Als er damit fertig ist, die Informationszettel gelesen und Einverständniserklärungen unterschrieben hat, geht es langsam ans Eingemachte. "Bitte die Hand zur Faust ballen", sagt eine Krankenschwester höflich, nachdem sie bei ihm Temperatur und Puls gemessen hat. Dann sticht sie ihm die Nadel in eine Vene. In Raum 30 des Instituts für Transfusionsmedizin lässt Schründer die ersten 50 Milliliter Blut. Die Abnahme verläuft problemlos. Anschließend braucht er eine Weile, um sich mit hoch gelegten Beinen davon zu erholen. "Man kann es an den heller werdenden Lippen sehen, wenn jemand kurz davor ist, ohnmächtig zu werden", weiß die Krankenschwester und reicht dem angehenden Biologen eine Cola. Zwei, fünf, zehn Minuten vergehen, ehe sich Michael Schründer aus seiner Schräglage erheben kann. "Es geht schon wieder", meint er mit einem müden Lächeln und macht sich auf zum Arztgespräch um die Ecke. Dort erfährt er, dass seine Blutwerte in Ordnung sind.

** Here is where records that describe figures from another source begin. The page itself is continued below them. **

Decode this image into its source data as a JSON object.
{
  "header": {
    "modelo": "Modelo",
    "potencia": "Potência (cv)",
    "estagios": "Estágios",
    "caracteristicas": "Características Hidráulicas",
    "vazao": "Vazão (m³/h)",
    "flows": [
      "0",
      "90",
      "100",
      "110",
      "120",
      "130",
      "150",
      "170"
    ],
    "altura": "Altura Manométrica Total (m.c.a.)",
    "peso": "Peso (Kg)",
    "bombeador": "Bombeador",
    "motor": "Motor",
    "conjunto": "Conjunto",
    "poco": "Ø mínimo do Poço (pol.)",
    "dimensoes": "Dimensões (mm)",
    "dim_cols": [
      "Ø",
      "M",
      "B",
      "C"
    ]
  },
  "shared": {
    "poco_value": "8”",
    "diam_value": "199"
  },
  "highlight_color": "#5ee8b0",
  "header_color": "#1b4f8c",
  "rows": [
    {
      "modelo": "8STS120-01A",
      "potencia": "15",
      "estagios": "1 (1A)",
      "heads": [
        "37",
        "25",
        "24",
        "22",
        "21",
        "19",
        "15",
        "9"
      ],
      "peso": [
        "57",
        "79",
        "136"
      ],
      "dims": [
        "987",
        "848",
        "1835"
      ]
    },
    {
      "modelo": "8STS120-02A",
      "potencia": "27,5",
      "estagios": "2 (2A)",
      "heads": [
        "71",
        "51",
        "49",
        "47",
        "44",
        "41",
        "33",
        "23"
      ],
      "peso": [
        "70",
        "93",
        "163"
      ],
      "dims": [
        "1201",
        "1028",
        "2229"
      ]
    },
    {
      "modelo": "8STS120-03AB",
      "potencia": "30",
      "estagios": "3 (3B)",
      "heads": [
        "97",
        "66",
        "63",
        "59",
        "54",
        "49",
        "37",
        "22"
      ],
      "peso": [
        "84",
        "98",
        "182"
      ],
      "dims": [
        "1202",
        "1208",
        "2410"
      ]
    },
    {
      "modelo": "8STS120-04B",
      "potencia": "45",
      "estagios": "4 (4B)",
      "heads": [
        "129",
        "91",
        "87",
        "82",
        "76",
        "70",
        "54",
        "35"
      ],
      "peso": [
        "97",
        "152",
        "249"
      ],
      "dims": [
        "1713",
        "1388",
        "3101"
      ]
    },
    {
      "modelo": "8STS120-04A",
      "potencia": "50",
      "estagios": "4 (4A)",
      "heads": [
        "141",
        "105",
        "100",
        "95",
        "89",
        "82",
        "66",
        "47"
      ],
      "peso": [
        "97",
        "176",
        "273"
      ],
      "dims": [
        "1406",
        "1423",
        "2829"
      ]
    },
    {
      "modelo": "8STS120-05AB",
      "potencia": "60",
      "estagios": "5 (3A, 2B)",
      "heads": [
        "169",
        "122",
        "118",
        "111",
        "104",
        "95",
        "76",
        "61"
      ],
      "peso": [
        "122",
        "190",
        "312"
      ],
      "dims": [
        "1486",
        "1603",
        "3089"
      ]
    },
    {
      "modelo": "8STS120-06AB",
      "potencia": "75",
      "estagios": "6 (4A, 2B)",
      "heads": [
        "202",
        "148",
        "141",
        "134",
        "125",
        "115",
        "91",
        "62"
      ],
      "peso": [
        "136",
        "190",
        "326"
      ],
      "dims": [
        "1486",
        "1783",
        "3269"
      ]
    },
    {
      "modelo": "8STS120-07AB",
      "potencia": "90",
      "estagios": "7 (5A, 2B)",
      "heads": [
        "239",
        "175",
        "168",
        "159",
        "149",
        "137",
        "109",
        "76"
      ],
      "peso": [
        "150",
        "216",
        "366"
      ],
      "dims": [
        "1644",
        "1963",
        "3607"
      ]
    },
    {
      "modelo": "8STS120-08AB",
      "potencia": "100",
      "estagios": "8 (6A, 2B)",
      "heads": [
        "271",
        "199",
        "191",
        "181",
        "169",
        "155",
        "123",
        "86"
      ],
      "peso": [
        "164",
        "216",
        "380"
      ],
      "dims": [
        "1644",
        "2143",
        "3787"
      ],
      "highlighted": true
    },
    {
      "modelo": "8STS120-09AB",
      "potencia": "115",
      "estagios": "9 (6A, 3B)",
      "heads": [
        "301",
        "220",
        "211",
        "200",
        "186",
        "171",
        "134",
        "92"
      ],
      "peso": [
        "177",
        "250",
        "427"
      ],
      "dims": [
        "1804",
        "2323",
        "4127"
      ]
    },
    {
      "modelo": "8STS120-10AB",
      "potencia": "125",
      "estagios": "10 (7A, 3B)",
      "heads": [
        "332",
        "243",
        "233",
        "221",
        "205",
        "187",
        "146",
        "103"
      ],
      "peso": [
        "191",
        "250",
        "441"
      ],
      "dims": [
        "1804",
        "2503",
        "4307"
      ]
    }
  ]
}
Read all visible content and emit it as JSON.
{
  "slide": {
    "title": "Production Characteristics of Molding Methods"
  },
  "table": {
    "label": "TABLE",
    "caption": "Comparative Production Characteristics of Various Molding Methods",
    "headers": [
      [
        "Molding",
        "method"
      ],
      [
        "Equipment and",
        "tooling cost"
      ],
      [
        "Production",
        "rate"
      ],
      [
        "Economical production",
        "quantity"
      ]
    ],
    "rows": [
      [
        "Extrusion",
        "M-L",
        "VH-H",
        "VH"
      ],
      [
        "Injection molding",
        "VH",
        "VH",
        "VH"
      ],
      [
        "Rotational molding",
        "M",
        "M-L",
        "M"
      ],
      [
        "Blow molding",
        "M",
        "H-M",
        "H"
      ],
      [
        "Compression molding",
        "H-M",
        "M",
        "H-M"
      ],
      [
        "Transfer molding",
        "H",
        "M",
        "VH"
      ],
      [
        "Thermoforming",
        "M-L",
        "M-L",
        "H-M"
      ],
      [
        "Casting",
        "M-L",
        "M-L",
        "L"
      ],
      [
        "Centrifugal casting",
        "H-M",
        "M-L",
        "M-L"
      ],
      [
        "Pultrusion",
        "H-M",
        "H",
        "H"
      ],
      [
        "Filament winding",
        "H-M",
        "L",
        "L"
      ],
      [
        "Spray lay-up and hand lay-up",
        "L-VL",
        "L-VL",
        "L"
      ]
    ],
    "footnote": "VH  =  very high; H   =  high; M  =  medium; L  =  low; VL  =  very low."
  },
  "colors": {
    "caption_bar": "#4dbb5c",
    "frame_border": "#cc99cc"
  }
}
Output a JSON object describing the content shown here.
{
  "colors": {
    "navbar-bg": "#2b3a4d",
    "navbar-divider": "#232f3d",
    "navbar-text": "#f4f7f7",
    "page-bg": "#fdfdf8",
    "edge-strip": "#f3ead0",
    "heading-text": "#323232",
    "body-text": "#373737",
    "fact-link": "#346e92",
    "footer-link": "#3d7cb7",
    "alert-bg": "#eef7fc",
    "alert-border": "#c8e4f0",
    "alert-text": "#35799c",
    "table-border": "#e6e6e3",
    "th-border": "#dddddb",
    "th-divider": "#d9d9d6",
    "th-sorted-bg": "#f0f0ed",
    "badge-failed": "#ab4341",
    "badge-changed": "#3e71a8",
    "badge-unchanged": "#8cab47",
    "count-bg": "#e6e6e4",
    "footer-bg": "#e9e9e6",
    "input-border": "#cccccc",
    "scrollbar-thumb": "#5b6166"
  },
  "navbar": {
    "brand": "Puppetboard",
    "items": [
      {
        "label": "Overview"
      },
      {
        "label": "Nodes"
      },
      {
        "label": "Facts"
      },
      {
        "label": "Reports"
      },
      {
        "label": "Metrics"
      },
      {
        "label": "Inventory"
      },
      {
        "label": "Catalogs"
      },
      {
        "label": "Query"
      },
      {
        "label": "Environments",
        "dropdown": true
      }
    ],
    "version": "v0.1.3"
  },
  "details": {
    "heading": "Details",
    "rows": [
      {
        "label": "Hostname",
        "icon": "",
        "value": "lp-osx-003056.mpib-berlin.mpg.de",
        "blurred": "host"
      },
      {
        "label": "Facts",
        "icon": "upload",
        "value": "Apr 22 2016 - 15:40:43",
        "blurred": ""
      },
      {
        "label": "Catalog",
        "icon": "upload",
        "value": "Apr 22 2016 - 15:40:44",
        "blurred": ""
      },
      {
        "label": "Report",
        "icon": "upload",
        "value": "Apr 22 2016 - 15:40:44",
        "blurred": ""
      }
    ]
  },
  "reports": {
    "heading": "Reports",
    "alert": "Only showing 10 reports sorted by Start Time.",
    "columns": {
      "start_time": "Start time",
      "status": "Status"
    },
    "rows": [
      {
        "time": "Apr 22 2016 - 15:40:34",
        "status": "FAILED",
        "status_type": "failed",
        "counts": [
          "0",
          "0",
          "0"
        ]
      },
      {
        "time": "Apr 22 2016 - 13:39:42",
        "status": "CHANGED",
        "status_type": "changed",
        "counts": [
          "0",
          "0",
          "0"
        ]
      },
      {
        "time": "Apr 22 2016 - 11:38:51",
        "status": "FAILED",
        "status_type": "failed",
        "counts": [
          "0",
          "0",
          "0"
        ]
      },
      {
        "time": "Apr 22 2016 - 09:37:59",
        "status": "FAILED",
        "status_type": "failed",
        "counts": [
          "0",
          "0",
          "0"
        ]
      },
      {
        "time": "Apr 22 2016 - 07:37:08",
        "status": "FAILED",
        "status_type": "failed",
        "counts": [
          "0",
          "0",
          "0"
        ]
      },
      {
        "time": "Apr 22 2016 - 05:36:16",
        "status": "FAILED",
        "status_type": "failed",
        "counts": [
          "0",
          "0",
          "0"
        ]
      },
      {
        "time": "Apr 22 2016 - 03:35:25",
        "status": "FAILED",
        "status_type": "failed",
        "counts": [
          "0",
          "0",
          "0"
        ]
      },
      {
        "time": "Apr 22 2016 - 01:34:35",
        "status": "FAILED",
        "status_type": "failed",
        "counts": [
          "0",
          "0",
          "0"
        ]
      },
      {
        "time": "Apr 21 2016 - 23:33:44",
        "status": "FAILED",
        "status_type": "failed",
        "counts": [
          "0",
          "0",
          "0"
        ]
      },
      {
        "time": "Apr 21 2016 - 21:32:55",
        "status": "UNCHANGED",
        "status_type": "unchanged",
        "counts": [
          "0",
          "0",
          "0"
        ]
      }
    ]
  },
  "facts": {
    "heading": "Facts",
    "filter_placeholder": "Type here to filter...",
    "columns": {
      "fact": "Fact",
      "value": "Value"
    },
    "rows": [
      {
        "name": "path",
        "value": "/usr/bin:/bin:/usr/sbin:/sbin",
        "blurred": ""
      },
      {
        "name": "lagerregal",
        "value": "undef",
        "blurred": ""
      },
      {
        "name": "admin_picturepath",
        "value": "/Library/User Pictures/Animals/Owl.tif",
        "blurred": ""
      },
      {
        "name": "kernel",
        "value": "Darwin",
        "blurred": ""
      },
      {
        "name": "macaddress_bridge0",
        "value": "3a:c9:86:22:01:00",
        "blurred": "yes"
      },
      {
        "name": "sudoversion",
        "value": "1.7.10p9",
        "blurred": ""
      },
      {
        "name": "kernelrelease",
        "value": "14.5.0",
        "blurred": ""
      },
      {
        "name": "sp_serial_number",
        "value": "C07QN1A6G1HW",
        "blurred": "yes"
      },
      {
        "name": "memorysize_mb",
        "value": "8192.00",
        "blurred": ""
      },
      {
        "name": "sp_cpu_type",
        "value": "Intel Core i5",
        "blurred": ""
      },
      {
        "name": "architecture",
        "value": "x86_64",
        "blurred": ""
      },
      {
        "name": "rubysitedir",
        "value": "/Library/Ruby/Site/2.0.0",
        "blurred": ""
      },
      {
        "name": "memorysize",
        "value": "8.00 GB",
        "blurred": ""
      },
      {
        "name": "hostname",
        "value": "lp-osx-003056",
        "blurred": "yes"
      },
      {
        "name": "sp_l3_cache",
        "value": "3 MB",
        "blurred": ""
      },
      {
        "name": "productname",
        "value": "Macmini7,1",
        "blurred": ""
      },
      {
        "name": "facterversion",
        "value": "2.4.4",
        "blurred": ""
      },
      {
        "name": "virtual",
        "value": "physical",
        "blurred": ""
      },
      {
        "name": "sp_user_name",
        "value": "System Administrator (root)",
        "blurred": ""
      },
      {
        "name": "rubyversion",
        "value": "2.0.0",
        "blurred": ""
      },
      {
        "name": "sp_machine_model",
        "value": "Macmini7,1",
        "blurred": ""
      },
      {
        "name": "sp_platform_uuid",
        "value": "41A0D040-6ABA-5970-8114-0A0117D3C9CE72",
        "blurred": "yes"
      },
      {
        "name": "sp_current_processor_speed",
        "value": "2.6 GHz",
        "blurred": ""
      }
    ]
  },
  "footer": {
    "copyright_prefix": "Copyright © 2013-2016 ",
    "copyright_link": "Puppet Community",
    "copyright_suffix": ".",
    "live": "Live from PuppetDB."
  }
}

Bedarf kann nur zu 40 Prozent gedeckt werden
In einem Operationssaal im Universitätsklinikum Münster (UKM) findet bei einem älteren Mann eine Lebertransplantation statt. Mindestens zehn Blutkonserven werden gebraucht, um ihn ausreichend versorgen zu können. Menschen mit schweren Verletzungen, Blutarmut oder Gerinnungsstörungen sind ebenfalls auf Blutspenden angewiesen. "Wir können den Bedarf des Klinikums nur zu 40 Prozent decken. Der Rest muss eingekauft werden", bedauert Oberärztin Dr. Claudia Baumann. Sie leitet die Abteilung Blutspende im Institut für Transfusionsmedizin. Drei Ärzte, 14 Krankenschwestern und ein Zivildienstleistender kümmern sich um die Spender. Sehr selten kommt es vor, dass einer von ihnen kollabiert - deshalb ist auch das große Team notwendig.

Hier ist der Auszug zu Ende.